Review by Sean Boelman
The mixed martial arts drama Embattled starts with an out-of-touch middle-aged fighter talking about the size of his genitals, and that is on the lower end of the shock factor for the dialogue. And even though film’s attempts to dissect masculinity through aggressive portrayals of machismo have mixed results, its emotional beats are consistently powerful and harrowing.
The movie follows a young aspiring fighter who wants to follow in his successful father’s footsteps, but struggles to avoid mirroring his actions outside of the ring, where his abusive tendencies create a toxic environment for everyone around him. At times, the film does fall back on underdog tropes, but there are plenty of moments that will catch viewers off-guard, and the third act is entirely unexpected.
There are two sides to this movie, and the balance that David McKenna strikes between the two isn’t always satisfying. There are lots of moments in which the (purposefully and exaggeratedly) politically incorrect character spews homophobic or misogynistic rhetoric, but the theme of old versus new school isn’t developed enough for this to feel natural.
On the other hand, this is one of the most empathetic and honest depictions of surviving abuse to be committed to the screen. Those who have trauma like this tend to try to rewrite their memory to allow them to try to continue to live a healthy life. This film shows the protagonist not only rewriting his memory, but being forced to confront the past in a way that is absolutely heartbreaking.

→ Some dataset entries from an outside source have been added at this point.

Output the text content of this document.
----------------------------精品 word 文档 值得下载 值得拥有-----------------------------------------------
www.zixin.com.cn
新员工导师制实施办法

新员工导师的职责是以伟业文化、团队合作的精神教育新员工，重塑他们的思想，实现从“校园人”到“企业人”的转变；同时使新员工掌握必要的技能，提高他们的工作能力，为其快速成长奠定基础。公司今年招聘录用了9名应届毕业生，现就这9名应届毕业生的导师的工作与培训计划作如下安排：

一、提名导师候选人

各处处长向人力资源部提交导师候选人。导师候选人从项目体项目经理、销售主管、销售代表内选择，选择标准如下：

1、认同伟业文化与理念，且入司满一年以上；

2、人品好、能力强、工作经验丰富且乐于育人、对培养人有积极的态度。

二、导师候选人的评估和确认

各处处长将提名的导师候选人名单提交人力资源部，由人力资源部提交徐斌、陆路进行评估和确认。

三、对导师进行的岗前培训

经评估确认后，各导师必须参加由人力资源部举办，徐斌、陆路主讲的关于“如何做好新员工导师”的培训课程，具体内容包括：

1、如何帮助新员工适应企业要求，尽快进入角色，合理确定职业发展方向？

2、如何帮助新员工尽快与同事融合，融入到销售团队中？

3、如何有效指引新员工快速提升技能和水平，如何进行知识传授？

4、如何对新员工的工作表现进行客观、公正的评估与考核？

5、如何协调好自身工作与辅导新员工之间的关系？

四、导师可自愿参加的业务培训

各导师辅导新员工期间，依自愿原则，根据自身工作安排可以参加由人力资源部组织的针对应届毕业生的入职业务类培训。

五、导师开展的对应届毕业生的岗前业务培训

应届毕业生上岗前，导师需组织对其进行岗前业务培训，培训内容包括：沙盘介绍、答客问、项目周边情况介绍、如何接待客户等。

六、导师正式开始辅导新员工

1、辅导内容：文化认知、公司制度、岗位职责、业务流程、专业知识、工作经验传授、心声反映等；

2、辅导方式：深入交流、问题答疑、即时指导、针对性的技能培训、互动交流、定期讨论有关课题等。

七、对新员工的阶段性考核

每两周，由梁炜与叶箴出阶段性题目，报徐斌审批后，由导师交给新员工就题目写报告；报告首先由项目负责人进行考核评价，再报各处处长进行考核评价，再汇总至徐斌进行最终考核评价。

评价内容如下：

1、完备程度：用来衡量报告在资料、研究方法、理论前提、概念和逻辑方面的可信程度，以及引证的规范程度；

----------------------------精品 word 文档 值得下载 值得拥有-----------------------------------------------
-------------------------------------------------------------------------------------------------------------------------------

At just under two hours, the movie definitely runs a bit longer than it should. The third act is very concise, with a fighting sequence that would stack up against any major studio sports film, but the first two-thirds struggle to settle into that groove. At times, the movie’s melodramatic leanings take over, and at others, it seems like director Nick Sarkisov is trying to do something a bit more expressionistic with the material.
Individual aspects of Sarkisov’s style work really well, but they don’t necessarily blend together well. The groundedness of the abuse storyline doesn’t match the visual symbolism that is used at times. That said, Sarkisov does an excellent job of filming the fight scenes in a way that is exciting and intense.
Stephen Dorff’s performance is big and over-the-top, but it fits and makes the movie all the more uncomfortable. That said, the true standout is Darren Mann, who plays the protagonist. Mann is able to find the right balance between copying some of Dorff’s mannerisms and creating his own to make the role feel distinct.
Embattled is going to be off-putting to some because of its unflinching and unfiltered nature, but beneath those problematic layers is a gut-wrenching story. Under the guise of an average sports film, this is actually so much more.
Embattled hits theaters and VOD on November 20.